I started with a prompt generated with the help of ChatGPT (I attached the prompt at the end). But this did not magically solve the problem in one go. I had to do multiple rounds of conversations with Codex to improve the style, move components, add new pages, and delete things I don’t like. The end result is not perfect. I may still need to improve it for the rest of the year, but I like it.

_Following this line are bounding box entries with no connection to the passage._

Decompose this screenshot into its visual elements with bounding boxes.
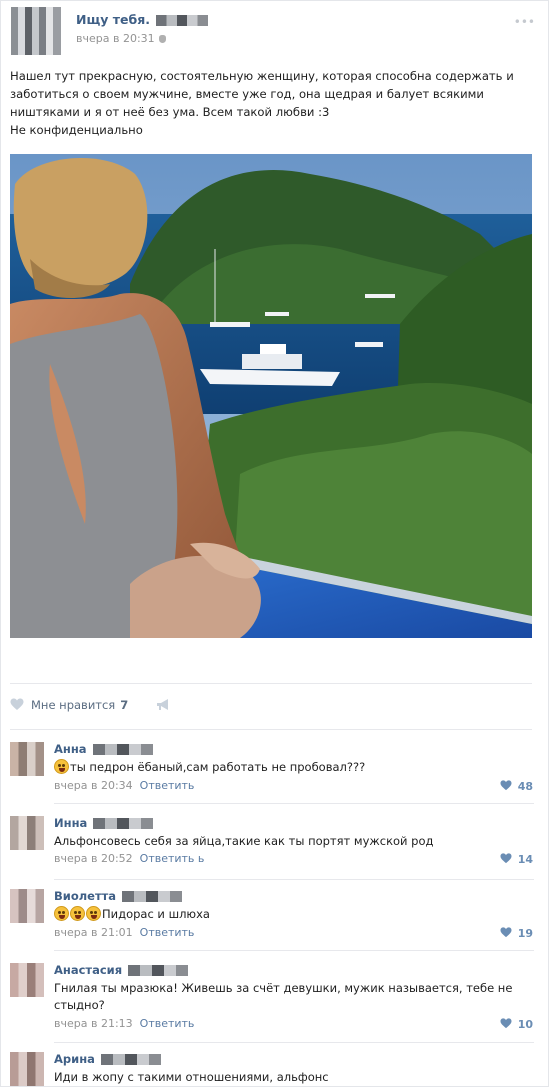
pixelated-name bbox=[93, 818, 154, 829]
pixelated-name bbox=[128, 965, 189, 976]
comment-author[interactable]: Анна bbox=[54, 742, 153, 756]
comment-like-count: 19 bbox=[517, 927, 533, 940]
comment-text: Пидорас и шлюха bbox=[54, 906, 524, 923]
comment-meta: вчера в 20:52 Ответить ь bbox=[54, 852, 204, 865]
comment-like-button[interactable]: 19 bbox=[500, 927, 533, 940]
author-avatar[interactable] bbox=[11, 7, 61, 55]
comment-like-count: 48 bbox=[517, 780, 533, 793]
comment: Анастасия Гнилая ты мразюка! Живешь за с… bbox=[10, 963, 534, 1043]
comment-meta: вчера в 20:34 Ответить bbox=[54, 779, 194, 792]
comment: Арина Иди в жопу с такими отношениями, а… bbox=[10, 1052, 534, 1087]
likes-separator-bottom bbox=[10, 729, 532, 730]
post-text: Нашел тут прекрасную, состоятельную женщ… bbox=[10, 67, 538, 139]
heart-icon bbox=[500, 853, 512, 864]
face-screaming-emoji-icon bbox=[54, 759, 69, 774]
vk-post-page: Ищу тебя. вчера в 20:31 ••• Нашел тут пр… bbox=[0, 0, 549, 1087]
like-label[interactable]: Мне нравится bbox=[31, 698, 115, 712]
comment-author-name[interactable]: Инна bbox=[54, 816, 87, 830]
comment-avatar[interactable] bbox=[10, 742, 44, 776]
comment-avatar[interactable] bbox=[10, 816, 44, 850]
heart-icon bbox=[10, 698, 24, 710]
comment-time[interactable]: вчера в 20:34 bbox=[54, 779, 133, 792]
comment-author-name[interactable]: Анна bbox=[54, 742, 87, 756]
like-button[interactable]: Мне нравится 7 bbox=[10, 698, 132, 712]
comment-text: ты педрон ёбаный,сам работать не пробова… bbox=[54, 759, 524, 776]
heart-icon bbox=[500, 1018, 512, 1029]
comment-avatar[interactable] bbox=[10, 1052, 44, 1086]
face-screaming-emoji-icon bbox=[54, 906, 69, 921]
pixelated-name bbox=[156, 15, 209, 26]
comment-text-content: ты педрон ёбаный,сам работать не пробова… bbox=[70, 760, 366, 774]
reply-link[interactable]: Ответить bbox=[140, 1017, 195, 1030]
face-screaming-emoji-icon bbox=[70, 906, 85, 921]
comment-text: Иди в жопу с такими отношениями, альфонс bbox=[54, 1069, 524, 1086]
comment-separator bbox=[54, 1042, 534, 1043]
post-time[interactable]: вчера в 20:31 bbox=[76, 32, 166, 45]
post-time-text[interactable]: вчера в 20:31 bbox=[76, 32, 155, 45]
photo-illustration bbox=[10, 154, 532, 638]
comment: Анна ты педрон ёбаный,сам работать не пр… bbox=[10, 742, 534, 804]
comment-text-content: Пидорас и шлюха bbox=[102, 907, 210, 921]
apple-icon bbox=[158, 35, 166, 43]
post-author-name[interactable]: Ищу тебя. bbox=[76, 12, 150, 27]
comment-author[interactable]: Инна bbox=[54, 816, 154, 830]
reply-link[interactable]: Ответить ь bbox=[140, 852, 205, 865]
post-header: Ищу тебя. вчера в 20:31 ••• bbox=[11, 7, 541, 55]
comment-avatar[interactable] bbox=[10, 889, 44, 923]
post-photo[interactable] bbox=[10, 154, 532, 638]
post-text-line: Не конфиденциально bbox=[10, 123, 143, 137]
comment-separator bbox=[54, 803, 534, 804]
comment-like-count: 10 bbox=[517, 1018, 533, 1031]
comment-text: Гнилая ты мразюка! Живешь за счёт девушк… bbox=[54, 980, 524, 1014]
heart-icon bbox=[500, 927, 512, 938]
like-count: 7 bbox=[120, 698, 129, 712]
comment-like-button[interactable]: 14 bbox=[500, 853, 533, 866]
comment-text-content: Гнилая ты мразюка! Живешь за счёт девушк… bbox=[54, 981, 513, 1012]
likes-separator bbox=[10, 683, 532, 684]
megaphone-icon[interactable] bbox=[156, 698, 171, 711]
post-text-line: ништяками и я от неё без ума. Всем такой… bbox=[10, 105, 330, 119]
comment-time[interactable]: вчера в 20:52 bbox=[54, 852, 133, 865]
pixelated-name bbox=[92, 744, 153, 755]
pixelated-name bbox=[122, 891, 183, 902]
comment-time[interactable]: вчера в 21:13 bbox=[54, 1017, 133, 1030]
reply-link[interactable]: Ответить bbox=[140, 779, 195, 792]
comment-author[interactable]: Арина bbox=[54, 1052, 161, 1066]
heart-icon bbox=[500, 780, 512, 791]
likes-bar: Мне нравится 7 bbox=[10, 698, 171, 716]
comment-like-button[interactable]: 48 bbox=[500, 780, 533, 793]
comment-like-button[interactable]: 10 bbox=[500, 1018, 533, 1031]
comment-avatar[interactable] bbox=[10, 963, 44, 997]
comment-separator bbox=[54, 879, 534, 880]
reply-link[interactable]: Ответить bbox=[140, 926, 195, 939]
comment-like-count: 14 bbox=[517, 853, 533, 866]
comment: Инна Альфонсовесь себя за яйца,такие как… bbox=[10, 816, 534, 880]
face-screaming-emoji-icon bbox=[86, 906, 101, 921]
comment-time[interactable]: вчера в 21:01 bbox=[54, 926, 133, 939]
comment-separator bbox=[54, 950, 534, 951]
comment-author-name[interactable]: Арина bbox=[54, 1052, 95, 1066]
comment-text-content: Иди в жопу с такими отношениями, альфонс bbox=[54, 1070, 329, 1084]
comment-author-name[interactable]: Анастасия bbox=[54, 963, 122, 977]
comment: Виолетта Пидорас и шлюха вчера в 21:01 От… bbox=[10, 889, 534, 951]
comment-text: Альфонсовесь себя за яйца,такие как ты п… bbox=[54, 833, 524, 850]
dots-icon[interactable]: ••• bbox=[514, 15, 535, 29]
comment-text-content: Альфонсовесь себя за яйца,такие как ты п… bbox=[54, 834, 434, 848]
comment-author[interactable]: Анастасия bbox=[54, 963, 189, 977]
post-text-line: заботиться о своем мужчине, вместе уже г… bbox=[10, 87, 484, 101]
comment-meta: вчера в 21:01 Ответить bbox=[54, 926, 194, 939]
post-author[interactable]: Ищу тебя. bbox=[76, 12, 209, 27]
comment-meta: вчера в 21:13 Ответить bbox=[54, 1017, 194, 1030]
comment-author-name[interactable]: Виолетта bbox=[54, 889, 116, 903]
comment-author[interactable]: Виолетта bbox=[54, 889, 183, 903]
pixelated-name bbox=[100, 1054, 161, 1065]
post-text-line: Нашел тут прекрасную, состоятельную женщ… bbox=[10, 69, 514, 83]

The most important goal of this new website, which was not there in my previous website, is to show my team, my students, and my team’s personal views. This reflects my transition from an individual researcher to someone who needs to lead people to do research and educate students on how to do research. It’s not an easy time for this transition, as many things that were mostly unchanged in the last ten years are starting to change drastically now. I didn’t have LLMs and coding agents during my PhD years. Nowadays, an undergraduate student can easily do things that I needed a steep learning curve to do during my PhD. And it is so easy to understand research progress with the help of LLMs that incremental research can become a one-day task.

Therefore, I expect the end goal of this website is for it to be a platform to help everyone on my team share their different views on the research they are working on, and on how this new industrial revolution will change things in the university and industry. I hope this works, and more to come.

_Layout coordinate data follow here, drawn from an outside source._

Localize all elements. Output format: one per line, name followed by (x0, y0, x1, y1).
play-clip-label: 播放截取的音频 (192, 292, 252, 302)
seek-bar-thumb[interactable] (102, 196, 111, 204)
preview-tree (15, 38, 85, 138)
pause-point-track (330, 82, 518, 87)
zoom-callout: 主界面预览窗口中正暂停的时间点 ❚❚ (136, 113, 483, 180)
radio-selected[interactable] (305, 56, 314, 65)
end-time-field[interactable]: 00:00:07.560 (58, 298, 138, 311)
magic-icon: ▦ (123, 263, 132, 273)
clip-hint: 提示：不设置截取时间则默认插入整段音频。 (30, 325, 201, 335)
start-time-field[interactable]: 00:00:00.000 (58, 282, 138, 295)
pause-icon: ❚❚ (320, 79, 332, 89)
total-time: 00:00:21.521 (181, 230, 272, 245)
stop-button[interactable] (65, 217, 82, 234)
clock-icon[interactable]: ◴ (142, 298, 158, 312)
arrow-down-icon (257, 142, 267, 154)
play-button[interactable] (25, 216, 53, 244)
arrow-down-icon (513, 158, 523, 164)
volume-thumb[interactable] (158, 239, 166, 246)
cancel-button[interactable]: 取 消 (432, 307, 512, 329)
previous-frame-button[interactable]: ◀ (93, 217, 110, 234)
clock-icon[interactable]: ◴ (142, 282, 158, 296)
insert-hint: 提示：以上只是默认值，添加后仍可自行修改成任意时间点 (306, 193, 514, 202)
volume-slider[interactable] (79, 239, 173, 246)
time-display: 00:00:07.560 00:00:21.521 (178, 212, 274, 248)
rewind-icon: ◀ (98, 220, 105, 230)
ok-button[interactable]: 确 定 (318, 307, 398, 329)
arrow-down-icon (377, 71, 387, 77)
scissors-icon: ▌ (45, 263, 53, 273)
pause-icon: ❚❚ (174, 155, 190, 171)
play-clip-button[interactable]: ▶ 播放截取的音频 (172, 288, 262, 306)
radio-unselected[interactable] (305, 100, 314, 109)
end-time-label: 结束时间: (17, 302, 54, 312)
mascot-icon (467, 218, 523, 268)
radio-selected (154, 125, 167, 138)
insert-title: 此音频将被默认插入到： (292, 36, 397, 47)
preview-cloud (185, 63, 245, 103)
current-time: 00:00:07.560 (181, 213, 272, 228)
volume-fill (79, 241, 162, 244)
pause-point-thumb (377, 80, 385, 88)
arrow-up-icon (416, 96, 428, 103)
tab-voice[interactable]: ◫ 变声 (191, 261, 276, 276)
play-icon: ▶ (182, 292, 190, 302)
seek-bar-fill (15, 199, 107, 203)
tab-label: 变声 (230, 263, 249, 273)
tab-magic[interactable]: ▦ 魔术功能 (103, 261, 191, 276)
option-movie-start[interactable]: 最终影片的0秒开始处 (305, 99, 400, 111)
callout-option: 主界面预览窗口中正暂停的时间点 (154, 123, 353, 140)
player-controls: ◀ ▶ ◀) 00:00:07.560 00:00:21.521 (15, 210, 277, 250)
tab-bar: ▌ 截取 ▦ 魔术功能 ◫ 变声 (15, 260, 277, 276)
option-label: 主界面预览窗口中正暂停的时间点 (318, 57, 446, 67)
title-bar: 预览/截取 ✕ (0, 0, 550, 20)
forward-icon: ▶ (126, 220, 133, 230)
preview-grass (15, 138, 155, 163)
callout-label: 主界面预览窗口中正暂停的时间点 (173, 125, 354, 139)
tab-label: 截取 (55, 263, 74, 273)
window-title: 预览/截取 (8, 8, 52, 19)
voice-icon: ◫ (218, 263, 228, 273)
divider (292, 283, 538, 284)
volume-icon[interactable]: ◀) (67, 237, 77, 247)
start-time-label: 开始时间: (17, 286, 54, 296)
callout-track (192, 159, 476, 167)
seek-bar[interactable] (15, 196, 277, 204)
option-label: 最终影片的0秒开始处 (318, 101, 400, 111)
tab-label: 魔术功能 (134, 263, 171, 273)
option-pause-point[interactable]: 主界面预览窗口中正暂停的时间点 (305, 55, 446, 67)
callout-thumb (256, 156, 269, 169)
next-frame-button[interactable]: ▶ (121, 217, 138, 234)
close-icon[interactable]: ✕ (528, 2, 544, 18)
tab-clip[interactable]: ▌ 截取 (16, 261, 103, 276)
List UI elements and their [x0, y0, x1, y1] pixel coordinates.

Prompt for polishing this blog using ChatGPT 5.2 Thinking

Review the following text I wrote for my blog. Fix grammar problems and make it easy to read for non-technical audiences. Do not change any view or format in the text. Explain your changes one by one.

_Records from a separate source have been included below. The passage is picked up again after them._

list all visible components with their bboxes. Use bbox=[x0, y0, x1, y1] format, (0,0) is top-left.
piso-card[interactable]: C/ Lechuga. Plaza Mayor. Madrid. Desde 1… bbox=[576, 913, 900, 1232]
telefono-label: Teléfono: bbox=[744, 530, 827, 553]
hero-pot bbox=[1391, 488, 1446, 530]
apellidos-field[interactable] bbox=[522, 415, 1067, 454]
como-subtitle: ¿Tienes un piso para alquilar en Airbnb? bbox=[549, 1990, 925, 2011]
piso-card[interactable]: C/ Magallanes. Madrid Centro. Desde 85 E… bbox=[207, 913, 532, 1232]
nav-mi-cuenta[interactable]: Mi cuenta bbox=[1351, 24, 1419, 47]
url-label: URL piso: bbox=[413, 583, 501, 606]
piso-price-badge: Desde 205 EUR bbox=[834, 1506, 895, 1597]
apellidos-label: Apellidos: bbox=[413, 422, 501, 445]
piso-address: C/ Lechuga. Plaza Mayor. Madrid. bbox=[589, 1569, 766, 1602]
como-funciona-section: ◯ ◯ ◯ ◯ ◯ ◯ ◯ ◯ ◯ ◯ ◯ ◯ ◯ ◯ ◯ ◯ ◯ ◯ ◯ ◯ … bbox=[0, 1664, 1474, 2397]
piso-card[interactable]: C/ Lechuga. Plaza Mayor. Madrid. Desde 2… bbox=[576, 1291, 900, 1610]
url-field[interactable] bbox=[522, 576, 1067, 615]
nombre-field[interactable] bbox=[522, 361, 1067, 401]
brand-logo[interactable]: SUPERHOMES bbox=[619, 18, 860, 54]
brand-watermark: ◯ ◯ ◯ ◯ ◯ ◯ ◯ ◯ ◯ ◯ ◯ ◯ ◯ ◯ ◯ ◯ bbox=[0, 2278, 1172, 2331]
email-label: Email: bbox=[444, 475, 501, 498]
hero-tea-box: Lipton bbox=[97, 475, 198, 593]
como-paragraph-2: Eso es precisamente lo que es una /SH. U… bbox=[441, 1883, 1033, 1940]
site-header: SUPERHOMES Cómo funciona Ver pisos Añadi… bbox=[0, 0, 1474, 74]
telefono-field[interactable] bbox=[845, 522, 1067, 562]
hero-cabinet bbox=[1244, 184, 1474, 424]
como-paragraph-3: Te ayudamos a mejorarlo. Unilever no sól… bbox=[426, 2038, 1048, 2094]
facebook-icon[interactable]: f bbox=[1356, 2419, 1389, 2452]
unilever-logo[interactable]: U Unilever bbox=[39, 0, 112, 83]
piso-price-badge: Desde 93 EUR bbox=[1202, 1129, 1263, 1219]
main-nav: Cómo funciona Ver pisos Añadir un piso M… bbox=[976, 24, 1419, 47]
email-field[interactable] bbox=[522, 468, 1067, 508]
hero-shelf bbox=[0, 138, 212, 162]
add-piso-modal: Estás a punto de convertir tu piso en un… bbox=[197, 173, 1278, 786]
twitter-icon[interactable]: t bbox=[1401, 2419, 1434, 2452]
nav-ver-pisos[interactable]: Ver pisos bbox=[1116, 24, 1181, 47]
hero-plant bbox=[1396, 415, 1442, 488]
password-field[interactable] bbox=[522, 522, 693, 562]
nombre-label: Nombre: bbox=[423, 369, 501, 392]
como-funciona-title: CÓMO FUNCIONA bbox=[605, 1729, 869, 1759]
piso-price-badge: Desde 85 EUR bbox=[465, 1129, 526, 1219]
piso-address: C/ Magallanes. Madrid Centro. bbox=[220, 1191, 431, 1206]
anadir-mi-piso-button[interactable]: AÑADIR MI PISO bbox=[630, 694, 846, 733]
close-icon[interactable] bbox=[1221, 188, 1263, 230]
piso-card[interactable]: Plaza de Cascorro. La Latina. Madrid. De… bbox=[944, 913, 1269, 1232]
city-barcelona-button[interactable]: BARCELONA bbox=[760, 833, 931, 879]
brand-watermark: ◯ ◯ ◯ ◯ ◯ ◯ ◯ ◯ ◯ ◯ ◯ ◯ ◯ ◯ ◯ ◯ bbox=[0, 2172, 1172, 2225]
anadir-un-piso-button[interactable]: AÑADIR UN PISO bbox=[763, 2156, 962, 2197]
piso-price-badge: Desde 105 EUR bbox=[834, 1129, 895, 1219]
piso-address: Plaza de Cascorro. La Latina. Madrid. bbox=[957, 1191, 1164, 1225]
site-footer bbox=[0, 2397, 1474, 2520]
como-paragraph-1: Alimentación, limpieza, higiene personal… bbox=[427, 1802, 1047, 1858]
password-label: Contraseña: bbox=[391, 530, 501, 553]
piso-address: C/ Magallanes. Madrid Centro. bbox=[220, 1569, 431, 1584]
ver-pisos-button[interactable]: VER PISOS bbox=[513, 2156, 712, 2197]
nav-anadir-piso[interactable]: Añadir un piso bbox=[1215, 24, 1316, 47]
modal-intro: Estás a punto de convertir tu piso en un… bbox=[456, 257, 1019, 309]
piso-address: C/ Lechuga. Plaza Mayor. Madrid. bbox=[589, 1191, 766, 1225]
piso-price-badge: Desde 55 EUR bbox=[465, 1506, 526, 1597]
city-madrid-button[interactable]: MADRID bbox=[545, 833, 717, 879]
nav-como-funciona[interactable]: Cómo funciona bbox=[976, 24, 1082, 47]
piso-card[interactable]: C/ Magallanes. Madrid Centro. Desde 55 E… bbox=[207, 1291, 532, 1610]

Initial prompt for building my personal website using ChatGPT 5.3 Codex

Goal: Create a GitHub Pages personal + research team website that is easy to maintain by editing Markdown/YAML files (no code changes needed for most updates). Use Jekyll and a GitHub-Pages-compatible setup.
Repo type: (choose one and implement accordingly)
If this is my main site: repository name USERNAME.github.io and it should deploy at https://USERNAME.github.io/.
Otherwise: deploy as a project site at https://USERNAME.github.io/REPO/ and ensure links work with baseurl.
Site requirements
Pages / navigation
Home (/): short intro (photo optional placeholder), research summary, and a News section (reverse chronological).
Team (/team/): current members + alumni/previous students.
Blog (/blog/): blog index and individual posts by me and my students.
Top nav + footer with contact links.
Content model (make it easy to add/edit content)
Store news items in a simple file (prefer _data/news.yml or a news collection) so I can add one entry at a time.
Store team members in _data/team.yml (or a people collection). Include fields: name, role, affiliation, bio, interests, email (optional), website (optional), photo (optional), status (current or alumni), start_year, end_year (optional).
Store blog posts in _posts/ as Markdown with front matter: title, date, authors, tags, summary, and optional featured_image.
Add a lightweight “How to update the site” section in README.md explaining exactly how to add a news item, add a team member, and add a blog post.
Design / UX
Clean academic style, responsive, accessible.
Consistent typography, simple layout, no heavy JS frameworks.
Blog should support tags (basic tag pages or tag filtering is fine).
Add an RSS feed for posts.
GitHub Pages compatibility
Use a GitHub Pages–supported Jekyll configuration (avoid unsupported plugins).
Include a Gemfile using the github-pages gem for local parity.
Provide commands to run locally (bundle install + serve).
Deliverables
Full working site structure: layouts, includes, CSS, sample content.
_config.yml correctly configured for user site OR project site (url/baseurl handled).
Add at least:
3 sample news items
6 sample team entries (mix of current + alumni)
2 sample blog posts with different authors
Add an AGENTS.md (or equivalent) telling Codex to keep changes GitHub Pages compatible and prefer editing content files over templates when possible.
Acceptance criteria (verify)
bundle exec jekyll serve runs locally with no errors.
Home, Team, Blog pages render and show sample content.
Links work in both local dev and the expected GitHub Pages URL.
Please implement this end-to-end in the repo, creating all necessary files and directories.